The Best RFID Tag For Your Application: 7 Key Factors to Consider
Posted by Suzanne Smiley on 14th Oct 2014
Passive RFID tags electronically store data enabling RFID readers and antennas to identify and track objects. Each RFID tag has specific attributes that define its limitations physically, environmentally, and mechanically. When applied to a particular RFID system’s requirements, these limitations help narrow down the search to find the optimal tag. The seven attributes below should be considered when selecting an passive RFID tag.
Similar to the other parts of an RFID system, RFID tags should be tuned to the correct frequency range for the country in which they are deployed. If the reader is transmitting on the 902-928 MHz band and attempts to read tags tuned to the 865-868 MHz band, the tags will not respond.
Key Takeaway: Consider the operating region regulations for your application and select a tag compatible with the specific region.
If your application must endure extreme temperatures, sand, water, dirt, or an intensive laundering process, it is essential to select an RFID tag that is built to withstand such conditions.

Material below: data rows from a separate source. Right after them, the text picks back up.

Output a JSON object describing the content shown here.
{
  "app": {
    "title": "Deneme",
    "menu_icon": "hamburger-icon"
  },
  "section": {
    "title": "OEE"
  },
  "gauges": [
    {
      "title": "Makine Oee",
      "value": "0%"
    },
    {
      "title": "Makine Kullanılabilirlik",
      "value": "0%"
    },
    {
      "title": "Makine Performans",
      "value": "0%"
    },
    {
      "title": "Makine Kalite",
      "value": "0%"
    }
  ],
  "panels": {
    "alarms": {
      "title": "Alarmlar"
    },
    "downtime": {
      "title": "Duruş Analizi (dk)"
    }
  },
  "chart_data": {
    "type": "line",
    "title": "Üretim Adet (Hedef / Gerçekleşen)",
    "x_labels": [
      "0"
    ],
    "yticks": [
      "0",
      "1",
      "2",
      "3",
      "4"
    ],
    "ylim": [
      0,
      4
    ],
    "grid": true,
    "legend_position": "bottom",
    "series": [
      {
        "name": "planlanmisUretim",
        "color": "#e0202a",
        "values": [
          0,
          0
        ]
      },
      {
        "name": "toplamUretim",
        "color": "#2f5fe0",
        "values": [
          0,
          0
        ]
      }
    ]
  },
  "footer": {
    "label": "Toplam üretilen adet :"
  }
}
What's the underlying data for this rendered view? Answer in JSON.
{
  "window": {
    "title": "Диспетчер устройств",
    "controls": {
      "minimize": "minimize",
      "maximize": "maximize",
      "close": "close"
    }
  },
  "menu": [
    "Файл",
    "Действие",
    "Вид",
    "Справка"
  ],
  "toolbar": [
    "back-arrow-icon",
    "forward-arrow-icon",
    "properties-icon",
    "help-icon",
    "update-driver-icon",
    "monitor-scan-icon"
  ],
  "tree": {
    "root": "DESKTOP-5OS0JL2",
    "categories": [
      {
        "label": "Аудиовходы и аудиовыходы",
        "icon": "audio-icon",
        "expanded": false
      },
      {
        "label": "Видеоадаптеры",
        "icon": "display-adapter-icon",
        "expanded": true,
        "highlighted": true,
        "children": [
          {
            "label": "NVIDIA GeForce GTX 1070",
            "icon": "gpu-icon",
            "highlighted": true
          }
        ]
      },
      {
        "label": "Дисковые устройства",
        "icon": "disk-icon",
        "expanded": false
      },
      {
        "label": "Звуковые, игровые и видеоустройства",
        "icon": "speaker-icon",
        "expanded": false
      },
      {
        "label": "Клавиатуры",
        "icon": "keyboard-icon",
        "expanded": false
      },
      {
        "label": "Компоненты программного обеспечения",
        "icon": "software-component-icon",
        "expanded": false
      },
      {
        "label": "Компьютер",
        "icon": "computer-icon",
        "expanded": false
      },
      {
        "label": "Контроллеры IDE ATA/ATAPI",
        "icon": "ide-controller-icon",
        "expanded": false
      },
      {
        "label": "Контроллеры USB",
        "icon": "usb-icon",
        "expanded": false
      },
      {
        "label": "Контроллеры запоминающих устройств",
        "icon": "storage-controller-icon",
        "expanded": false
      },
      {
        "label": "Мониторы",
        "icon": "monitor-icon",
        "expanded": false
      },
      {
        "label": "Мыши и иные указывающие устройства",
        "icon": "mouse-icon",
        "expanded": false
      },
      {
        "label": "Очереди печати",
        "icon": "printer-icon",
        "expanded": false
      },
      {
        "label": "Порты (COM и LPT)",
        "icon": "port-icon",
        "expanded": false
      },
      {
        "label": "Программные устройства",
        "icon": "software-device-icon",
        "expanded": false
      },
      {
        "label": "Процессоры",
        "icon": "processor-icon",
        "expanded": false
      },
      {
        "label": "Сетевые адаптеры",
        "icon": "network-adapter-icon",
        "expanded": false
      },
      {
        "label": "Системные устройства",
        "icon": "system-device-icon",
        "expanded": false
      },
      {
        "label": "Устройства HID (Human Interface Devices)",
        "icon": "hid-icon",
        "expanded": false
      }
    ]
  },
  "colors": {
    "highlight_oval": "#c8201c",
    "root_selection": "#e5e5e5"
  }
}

Key Takeaway: Consider all environmental factors and check them against the tag's specifications. There are many specialty RFID tags developed to survive extreme conditions of all sorts.
Each RFID tag is designed to be applied to a specific set or sub-set of materials. RFID tags generally work well on materials such as plastic, wood, or cardboard, but only certain tags have the ability to work well on more complex materials such as metal or glass. Tags that can be mounted on metal or glass usually cost more than typical RFID labels or inlays.
Key Takeaway: Consider the mounting surface to which the tag will be applied.
RFID tags are manufactured in different sizes and shapes to better accommodate for unique applications. Depending on the specific application and the amount of space on the object to be tagged, size can play a critical role in determining the ideal tag. Some applications are hampered by the lack of available room on an object, such as tagging medical and surgical instruments.
Key Takeaway: It is important to understand how much surface area is available when selecting an RFID tag.
The material and shape of the item to be tagged are two of the most important aspects to consider when determining the appropriate attachment method. Some tags will work well with all-purpose adhesives and epoxy, while other tags will need to be adhered with rivets, screws, or welding equipment. Objects such as cardboard boxes typically will be tagged using general purpose adhesive, while metal pallets might require rivets or screws.
Key Takeaway: Attachment methods for a given tag are typically found within the tag's datasheet.
An RFID tag's read range is a crucial component of almost all RFID systems. However, there are many factors that affect read range - such as antenna gain, reader transmit power, and tag orientation - and each should be considered when determining the optimal range for your application.
Key Takeaway: Consider the read range your application requires and test a variety of tags to ensure success.
Custom Printing & Encoding
Custom printing and encoding do not necessarily narrow down the RFID tag choices; however, both are important to consider before purchasing. If your application is customer facing, custom printing may be a feasible option to keep your tags looking professional with a logo or a barcode on the front. Custom encoding may be beneficial if you lack the time, equipment, or manpower to encode your RFID tags with a custom sequence of data. Access control applications are a primary example of where custom encoding plays a crucial role.
Key Takeaway: Consider if your application may benefit from custom labeling or encoding of RFID tags.